Томас развернул книгу, которую завещал ему отец.
– Хочу тебя спросить, – сказал он, решив сразу перейти к делу, – кто такой Ахалиин?
– Ахалиин? – повторил Мордехай и покачал головой. – Как ты думаешь, фламандцы возят евреев на борту своих кораблей на всякий случай? Такая мера предосторожности может показаться хоть и жестокой, но оправданной. Зачем погибать христианам, если может умереть еврей?
Томас открыл книгу на той странице, где ее читал вслух брат Гермейн, и передал ее лекарю:
– Вот, Ахалиин.
Мордехай прищурился, всматриваясь в текст.
– Внук Ахалиина, – перевел он, – и сын Тиршафа. Тут, конечно же, все дело в той истории с Ионой и китом.
– Что, Ахалиин связан с Ионой? – не понял Томас, тоже уставившийся на страницу с непонятной надписью.

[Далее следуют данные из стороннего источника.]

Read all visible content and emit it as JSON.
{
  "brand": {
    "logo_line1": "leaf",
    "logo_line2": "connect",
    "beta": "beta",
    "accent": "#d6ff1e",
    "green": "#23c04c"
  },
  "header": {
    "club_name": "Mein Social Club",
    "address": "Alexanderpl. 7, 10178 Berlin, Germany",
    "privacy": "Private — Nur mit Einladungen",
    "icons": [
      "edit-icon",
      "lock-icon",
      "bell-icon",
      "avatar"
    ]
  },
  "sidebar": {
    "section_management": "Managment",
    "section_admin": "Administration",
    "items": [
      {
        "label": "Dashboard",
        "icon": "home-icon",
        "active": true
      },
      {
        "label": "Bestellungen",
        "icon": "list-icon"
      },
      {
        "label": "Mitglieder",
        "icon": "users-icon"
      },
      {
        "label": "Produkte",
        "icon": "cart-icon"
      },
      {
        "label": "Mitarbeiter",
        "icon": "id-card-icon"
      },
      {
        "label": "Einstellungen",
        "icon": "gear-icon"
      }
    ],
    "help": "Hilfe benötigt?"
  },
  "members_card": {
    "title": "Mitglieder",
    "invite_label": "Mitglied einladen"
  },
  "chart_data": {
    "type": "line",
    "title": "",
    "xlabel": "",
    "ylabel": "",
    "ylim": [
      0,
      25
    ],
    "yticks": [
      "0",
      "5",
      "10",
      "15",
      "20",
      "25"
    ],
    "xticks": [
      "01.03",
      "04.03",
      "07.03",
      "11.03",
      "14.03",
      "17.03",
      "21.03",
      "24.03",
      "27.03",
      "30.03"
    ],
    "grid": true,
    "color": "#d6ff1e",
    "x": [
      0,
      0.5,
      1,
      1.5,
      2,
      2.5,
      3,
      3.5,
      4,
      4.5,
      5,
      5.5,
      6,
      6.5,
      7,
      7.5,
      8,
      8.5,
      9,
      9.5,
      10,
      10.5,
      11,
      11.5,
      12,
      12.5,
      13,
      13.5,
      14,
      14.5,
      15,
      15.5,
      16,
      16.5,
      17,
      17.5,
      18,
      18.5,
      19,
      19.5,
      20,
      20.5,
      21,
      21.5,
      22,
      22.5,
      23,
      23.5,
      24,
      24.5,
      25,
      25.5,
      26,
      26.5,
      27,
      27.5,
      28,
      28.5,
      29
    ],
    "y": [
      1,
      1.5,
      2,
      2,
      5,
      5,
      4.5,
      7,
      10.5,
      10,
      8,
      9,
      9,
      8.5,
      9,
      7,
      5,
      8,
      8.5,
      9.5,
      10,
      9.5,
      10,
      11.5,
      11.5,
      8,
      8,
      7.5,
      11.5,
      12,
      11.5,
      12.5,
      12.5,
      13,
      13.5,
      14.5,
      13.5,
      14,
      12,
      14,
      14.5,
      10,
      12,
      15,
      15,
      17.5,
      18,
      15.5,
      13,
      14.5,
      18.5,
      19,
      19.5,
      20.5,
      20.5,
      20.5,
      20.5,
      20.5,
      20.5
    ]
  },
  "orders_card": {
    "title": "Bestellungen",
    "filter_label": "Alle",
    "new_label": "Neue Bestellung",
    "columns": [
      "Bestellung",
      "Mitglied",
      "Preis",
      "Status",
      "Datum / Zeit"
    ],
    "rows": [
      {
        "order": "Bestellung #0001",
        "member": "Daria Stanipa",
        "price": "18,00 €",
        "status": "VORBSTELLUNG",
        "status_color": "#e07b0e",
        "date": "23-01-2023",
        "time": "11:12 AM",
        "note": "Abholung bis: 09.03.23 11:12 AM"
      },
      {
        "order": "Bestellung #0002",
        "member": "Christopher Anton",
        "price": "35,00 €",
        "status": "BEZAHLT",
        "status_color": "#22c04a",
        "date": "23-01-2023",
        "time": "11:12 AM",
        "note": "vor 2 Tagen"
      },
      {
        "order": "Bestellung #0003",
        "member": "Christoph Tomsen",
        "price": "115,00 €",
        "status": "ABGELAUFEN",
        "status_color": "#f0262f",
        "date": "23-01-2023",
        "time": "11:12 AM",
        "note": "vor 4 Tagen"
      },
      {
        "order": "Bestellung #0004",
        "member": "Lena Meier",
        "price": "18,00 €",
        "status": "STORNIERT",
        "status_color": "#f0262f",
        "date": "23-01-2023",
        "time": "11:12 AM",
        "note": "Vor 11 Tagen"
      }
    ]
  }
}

– Нет, мой дорогой мальчик! – отозвался Мордехай. – Я о суеверии, касающемся евреев и штормов: оно порождено тем, что невежды превратно толкуют историю про Иону. – Он снова посмотрел на страницу. – Так ты, значит, сын Тиршафа?
– Я незаконнорожденный сын священника, – сказал Томас.
– И это написал твой отец?
– Да.
– Для тебя?
Юноша кивнул:
– Думаю, да.
– Значит, ты сын Тиршафа и внук Ахалиина, – промолвил Мордехай и улыбнулся. – А! Ну конечно! Неемия! Похоже, память у меня не лучше, чем у бедного Скита, а? Представь, я забыл, что Ахалиин – отец Неемии.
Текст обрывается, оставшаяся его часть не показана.